You asked about the "hydrolyzed". Enzymatically, there are different enzymes that break down proteins and the amount of enzymes that the proteins are exposed to prior to prep (like prior to making hypoallergenic proteins) will vary. If you are really interested you can look up peptidases or protease.  It could be in the commercial food prep they are only exposed to a low level of the enzymes and for the formula prep they are exposed to a lot more that breaks them up to the peptide level (gets rid of their 3D structure that is recognized by a body as foreign). I don't know this for sure but do understand the enzyme action and how it works to disrupt the original protein structure.

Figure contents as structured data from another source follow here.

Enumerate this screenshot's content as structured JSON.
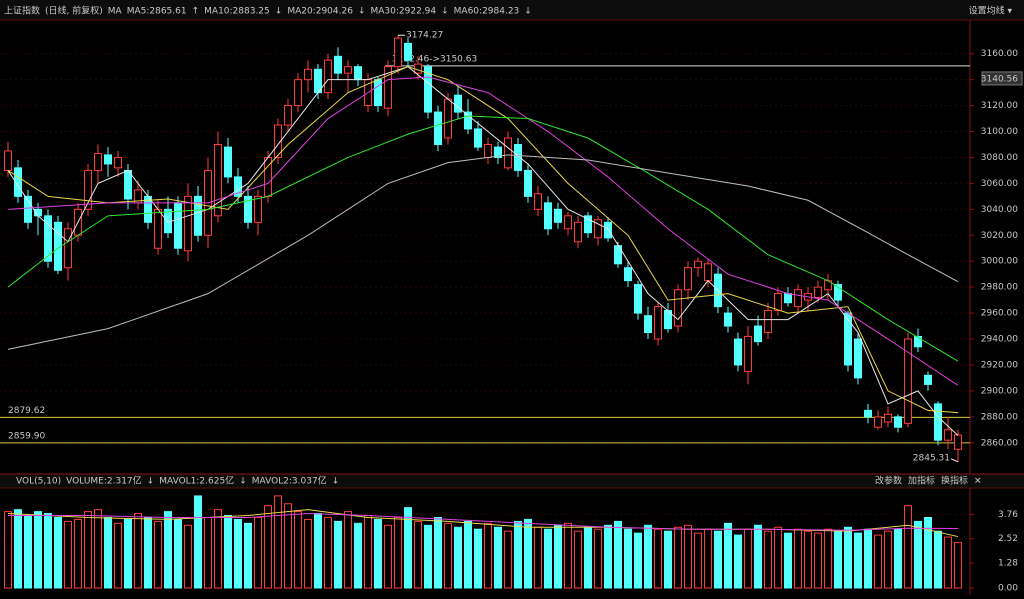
{
  "chart_data": {
    "type": "candlestick",
    "title": "上证指数",
    "subtitle": "(日线, 前复权)",
    "ma_label": "MA",
    "settings": "设置均线 ▾",
    "up_color": "#ff3c3c",
    "down_color": "#54ffff",
    "ylim": [
      2839,
      3186
    ],
    "yticks": [
      {
        "value": 2860,
        "label": "2860.00"
      },
      {
        "value": 2880,
        "label": "2880.00"
      },
      {
        "value": 2900,
        "label": "2900.00"
      },
      {
        "value": 2920,
        "label": "2920.00"
      },
      {
        "value": 2940,
        "label": "2940.00"
      },
      {
        "value": 2960,
        "label": "2960.00"
      },
      {
        "value": 2980,
        "label": "2980.00"
      },
      {
        "value": 3000,
        "label": "3000.00"
      },
      {
        "value": 3020,
        "label": "3020.00"
      },
      {
        "value": 3040,
        "label": "3040.00"
      },
      {
        "value": 3060,
        "label": "3060.00"
      },
      {
        "value": 3080,
        "label": "3080.00"
      },
      {
        "value": 3100,
        "label": "3100.00"
      },
      {
        "value": 3120,
        "label": "3120.00"
      },
      {
        "value": 3140,
        "label": "3140.00"
      },
      {
        "value": 3160,
        "label": "3160.00"
      }
    ],
    "candles": [
      [
        3070,
        3092,
        3065,
        3085
      ],
      [
        3072,
        3078,
        3045,
        3050
      ],
      [
        3050,
        3055,
        3025,
        3030
      ],
      [
        3040,
        3045,
        3020,
        3035
      ],
      [
        3035,
        3040,
        2995,
        3000
      ],
      [
        3030,
        3035,
        2990,
        2993
      ],
      [
        2995,
        3030,
        2985,
        3025
      ],
      [
        3020,
        3045,
        3015,
        3040
      ],
      [
        3040,
        3075,
        3035,
        3070
      ],
      [
        3070,
        3090,
        3060,
        3083
      ],
      [
        3082,
        3088,
        3065,
        3075
      ],
      [
        3072,
        3085,
        3065,
        3080
      ],
      [
        3070,
        3075,
        3040,
        3048
      ],
      [
        3045,
        3062,
        3040,
        3055
      ],
      [
        3050,
        3055,
        3025,
        3030
      ],
      [
        3010,
        3048,
        3005,
        3040
      ],
      [
        3040,
        3050,
        3018,
        3022
      ],
      [
        3045,
        3050,
        3005,
        3010
      ],
      [
        3008,
        3060,
        3000,
        3050
      ],
      [
        3050,
        3058,
        3015,
        3020
      ],
      [
        3020,
        3080,
        3010,
        3070
      ],
      [
        3035,
        3100,
        3030,
        3090
      ],
      [
        3088,
        3095,
        3060,
        3065
      ],
      [
        3065,
        3072,
        3045,
        3050
      ],
      [
        3050,
        3058,
        3025,
        3030
      ],
      [
        3030,
        3055,
        3020,
        3050
      ],
      [
        3050,
        3085,
        3045,
        3080
      ],
      [
        3080,
        3110,
        3075,
        3105
      ],
      [
        3105,
        3125,
        3100,
        3120
      ],
      [
        3120,
        3145,
        3115,
        3140
      ],
      [
        3140,
        3155,
        3130,
        3148
      ],
      [
        3148,
        3152,
        3125,
        3130
      ],
      [
        3130,
        3160,
        3125,
        3155
      ],
      [
        3158,
        3165,
        3140,
        3145
      ],
      [
        3145,
        3155,
        3130,
        3150
      ],
      [
        3150,
        3152,
        3135,
        3140
      ],
      [
        3120,
        3145,
        3115,
        3140
      ],
      [
        3140,
        3142,
        3115,
        3120
      ],
      [
        3118,
        3155,
        3112,
        3150
      ],
      [
        3150,
        3174.27,
        3145,
        3172
      ],
      [
        3168,
        3172,
        3150,
        3155
      ],
      [
        3145,
        3158,
        3140,
        3152
      ],
      [
        3150,
        3152,
        3110,
        3115
      ],
      [
        3115,
        3120,
        3085,
        3090
      ],
      [
        3095,
        3130,
        3090,
        3125
      ],
      [
        3128,
        3135,
        3110,
        3115
      ],
      [
        3115,
        3125,
        3098,
        3102
      ],
      [
        3102,
        3108,
        3085,
        3088
      ],
      [
        3080,
        3095,
        3075,
        3090
      ],
      [
        3088,
        3092,
        3075,
        3080
      ],
      [
        3072,
        3100,
        3070,
        3095
      ],
      [
        3090,
        3095,
        3065,
        3070
      ],
      [
        3070,
        3075,
        3045,
        3050
      ],
      [
        3040,
        3058,
        3035,
        3052
      ],
      [
        3045,
        3050,
        3020,
        3025
      ],
      [
        3040,
        3045,
        3025,
        3030
      ],
      [
        3025,
        3038,
        3020,
        3035
      ],
      [
        3015,
        3035,
        3010,
        3030
      ],
      [
        3035,
        3038,
        3018,
        3022
      ],
      [
        3018,
        3035,
        3012,
        3032
      ],
      [
        3030,
        3034,
        3015,
        3018
      ],
      [
        3012,
        3015,
        2995,
        2998
      ],
      [
        2995,
        3000,
        2980,
        2985
      ],
      [
        2982,
        2985,
        2955,
        2960
      ],
      [
        2958,
        2965,
        2940,
        2945
      ],
      [
        2940,
        2968,
        2935,
        2965
      ],
      [
        2962,
        2968,
        2945,
        2948
      ],
      [
        2950,
        2982,
        2945,
        2978
      ],
      [
        2978,
        3000,
        2970,
        2995
      ],
      [
        2995,
        3003,
        2988,
        3000
      ],
      [
        2985,
        3002,
        2980,
        2998
      ],
      [
        2990,
        2995,
        2960,
        2965
      ],
      [
        2960,
        2965,
        2945,
        2950
      ],
      [
        2940,
        2945,
        2915,
        2920
      ],
      [
        2915,
        2950,
        2905,
        2942
      ],
      [
        2950,
        2958,
        2935,
        2938
      ],
      [
        2945,
        2968,
        2940,
        2962
      ],
      [
        2962,
        2980,
        2958,
        2975
      ],
      [
        2975,
        2980,
        2965,
        2968
      ],
      [
        2965,
        2982,
        2960,
        2978
      ],
      [
        2970,
        2980,
        2962,
        2975
      ],
      [
        2972,
        2985,
        2968,
        2980
      ],
      [
        2978,
        2990,
        2970,
        2985
      ],
      [
        2982,
        2985,
        2965,
        2970
      ],
      [
        2960,
        2962,
        2915,
        2920
      ],
      [
        2940,
        2945,
        2905,
        2910
      ],
      [
        2885,
        2890,
        2875,
        2880
      ],
      [
        2872,
        2885,
        2870,
        2880
      ],
      [
        2876,
        2888,
        2872,
        2882
      ],
      [
        2880,
        2882,
        2868,
        2872
      ],
      [
        2875,
        2945,
        2872,
        2940
      ],
      [
        2942,
        2948,
        2930,
        2934
      ],
      [
        2912,
        2915,
        2900,
        2905
      ],
      [
        2890,
        2892,
        2858,
        2862
      ],
      [
        2862,
        2880,
        2855,
        2870
      ],
      [
        2855,
        2870,
        2845.31,
        2866
      ]
    ],
    "series": [
      {
        "label": "MA5:2865.61",
        "arrow": "↑",
        "color": "#e8e8e8",
        "x": [
          0,
          3,
          6,
          9,
          12,
          16,
          20,
          24,
          28,
          32,
          36,
          40,
          44,
          48,
          52,
          56,
          60,
          64,
          67,
          70,
          74,
          78,
          82,
          85,
          88,
          91,
          93,
          95
        ],
        "values": [
          3070,
          3035,
          3015,
          3060,
          3070,
          3030,
          3040,
          3060,
          3100,
          3140,
          3140,
          3150,
          3125,
          3100,
          3075,
          3040,
          3025,
          2975,
          2955,
          2985,
          2955,
          2955,
          2975,
          2945,
          2890,
          2900,
          2880,
          2865.61
        ]
      },
      {
        "label": "MA10:2883.25",
        "arrow": "↓",
        "color": "#e8d84a",
        "x": [
          0,
          4,
          10,
          16,
          22,
          28,
          34,
          40,
          44,
          50,
          56,
          62,
          66,
          72,
          78,
          84,
          88,
          92,
          95
        ],
        "values": [
          3070,
          3050,
          3045,
          3048,
          3040,
          3090,
          3130,
          3150,
          3140,
          3110,
          3060,
          3020,
          2970,
          2975,
          2960,
          2965,
          2900,
          2885,
          2883.25
        ]
      },
      {
        "label": "MA20:2904.26",
        "arrow": "↓",
        "color": "#e040e0",
        "x": [
          0,
          10,
          20,
          26,
          32,
          38,
          42,
          48,
          54,
          60,
          66,
          72,
          78,
          82,
          88,
          95
        ],
        "values": [
          3040,
          3045,
          3045,
          3060,
          3110,
          3140,
          3142,
          3130,
          3100,
          3065,
          3025,
          2990,
          2975,
          2970,
          2940,
          2904.26
        ]
      },
      {
        "label": "MA30:2922.94",
        "arrow": "↓",
        "color": "#2ee82e",
        "x": [
          0,
          5,
          10,
          20,
          26,
          34,
          40,
          46,
          52,
          58,
          64,
          70,
          76,
          82,
          88,
          95
        ],
        "values": [
          2980,
          3010,
          3035,
          3040,
          3050,
          3080,
          3098,
          3112,
          3110,
          3095,
          3068,
          3040,
          3005,
          2985,
          2955,
          2922.94
        ]
      },
      {
        "label": "MA60:2984.23",
        "arrow": "↓",
        "color": "#bdbdbd",
        "x": [
          0,
          10,
          20,
          30,
          38,
          44,
          50,
          58,
          66,
          74,
          80,
          86,
          90,
          95
        ],
        "values": [
          2932,
          2948,
          2975,
          3020,
          3060,
          3076,
          3082,
          3078,
          3068,
          3058,
          3047,
          3022,
          3005,
          2984.23
        ]
      }
    ],
    "annotations": {
      "high": 3174.27,
      "range_line": {
        "value": 3150.63,
        "label": "3152.46->3150.63"
      },
      "last": 3140.56,
      "low": 2845.31,
      "levels": [
        {
          "value": 2879.62,
          "label": "2879.62"
        },
        {
          "value": 2859.9,
          "label": "2859.90"
        }
      ]
    },
    "volume": {
      "title": "VOL(5,10)",
      "buttons": [
        "改参数",
        "加指标",
        "换指标",
        "✕"
      ],
      "ylim": [
        0,
        4.9
      ],
      "yticks": [
        {
          "value": 0,
          "label": "0.00"
        },
        {
          "value": 1.28,
          "label": "1.28"
        },
        {
          "value": 2.52,
          "label": "2.52"
        },
        {
          "value": 3.76,
          "label": "3.76"
        }
      ],
      "values": [
        3.9,
        4.0,
        3.7,
        3.9,
        3.8,
        3.6,
        3.4,
        3.5,
        3.9,
        4.0,
        3.6,
        3.3,
        3.5,
        3.8,
        3.6,
        3.4,
        3.9,
        3.5,
        3.2,
        4.7,
        3.6,
        4.0,
        3.7,
        3.5,
        3.3,
        3.6,
        4.2,
        4.7,
        4.3,
        3.9,
        3.5,
        3.8,
        3.6,
        3.4,
        3.9,
        3.3,
        3.7,
        3.5,
        3.2,
        3.6,
        4.1,
        3.4,
        3.2,
        3.6,
        3.3,
        3.1,
        3.4,
        3.0,
        3.3,
        3.1,
        2.9,
        3.4,
        3.5,
        3.1,
        3.0,
        3.2,
        3.3,
        2.9,
        3.1,
        3.0,
        3.2,
        3.4,
        3.0,
        2.8,
        3.2,
        3.0,
        2.9,
        3.1,
        3.2,
        2.8,
        3.0,
        2.9,
        3.3,
        2.7,
        3.0,
        3.2,
        2.9,
        3.1,
        2.8,
        3.0,
        2.9,
        2.8,
        3.0,
        2.9,
        3.1,
        2.8,
        3.0,
        2.7,
        2.9,
        3.0,
        4.2,
        3.4,
        3.6,
        2.9,
        2.6,
        2.317
      ],
      "series": [
        {
          "label": "VOLUME:2.317亿",
          "arrow": "↓",
          "color": "#e8e8e8"
        },
        {
          "label": "MAVOL1:2.625亿",
          "arrow": "↓",
          "color": "#e8d84a",
          "x": [
            0,
            8,
            16,
            24,
            30,
            36,
            44,
            52,
            60,
            68,
            76,
            84,
            90,
            95
          ],
          "values": [
            3.8,
            3.6,
            3.5,
            3.7,
            4.0,
            3.6,
            3.4,
            3.1,
            3.1,
            3.0,
            3.0,
            2.9,
            3.2,
            2.625
          ]
        },
        {
          "label": "MAVOL2:3.037亿",
          "arrow": "↓",
          "color": "#e040e0",
          "x": [
            0,
            8,
            16,
            24,
            30,
            36,
            44,
            52,
            60,
            68,
            76,
            84,
            90,
            95
          ],
          "values": [
            3.7,
            3.7,
            3.6,
            3.6,
            3.8,
            3.7,
            3.5,
            3.3,
            3.1,
            3.0,
            3.0,
            2.95,
            3.05,
            3.037
          ]
        }
      ]
    }
  }
}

I think many docs think mom's just can't handle the elimination diet to really get rid of the offending proteins. It can be done but it is hard. As baby ages, baby's gut might get better at keeping out the offending proteins too. I think there is a fbook group for moms dealing with MSPI that might offer some ideas for foods for you.

post #15 of 17
Yes my son had this and I cut out all dairy ! That means even reading food labels and eating no foods with dairy. I also cut out soy. It takes up to 6 weeks for the dairy to leave bc it takes up to 3 weeks to leave your system and another three weeks to leave babies! With a very strict diet you can do it . Anytime I are dairy he would get the blood back. Don't stop breast feeding. Cut the dairy out and if you see improvement after 6 weeks you should be good! Also does your baby have eczema, skin rashes to set cheeks, red bum?
post #16 of 17
Thread Starter 

Sorry it took me a couple of days to respond, however I see some others have chimed in for you. As for me, the best thing I did was to continue breastfeeding and not give my son formula! I don't know how strongly you feel about BF, but if you are like me and thought of having to give your baby formula makes you cry then just hang in there and don't let anyone pressure to do so. Despite what doctors might tell you, your breast milk is far superior to ANY synthetic formula out there! So, trying to remember the sequence of events (it's been awhile now), I believe I took a mom's advice on here and consulted a LLL leader, took my son off Zantac, we both started taking antibiotics, started block feeding to help with oversupply and tried to pay attention to what foods in my diet might be bothering him. I ended up later on cutting out dairy and wheat, this helped me feel better too. I can't say exactly how old her was, but eventually the blood went away. 

 

I am convinced that our problems mostly started because I was given antibiotics (IV) in the hospital for so long during labor b/c my water had broken and I was GBS positive. So, needless to say I didn't have much good gut flora left to pass onto to him during birth. So, that was the first problem, then that coupled with an oversupply and strong let-down led to our road of issues. Just curious, did you receive a round of antibiotics as well?

 

Fast forward to today, knowing what I know now...I would have opted for a home birth and not done a GBS test, used a midwife instead of an OB and definitely not listened to the pediatrician about putting him on Zantac. 

 

I hope some of this helps and that you do what feels right for you and your babe!

post #17 of 17

FWIW, galactosemia is NOT an allergy (to protein or sugar), it is a metabolic disorder.  Huge difference.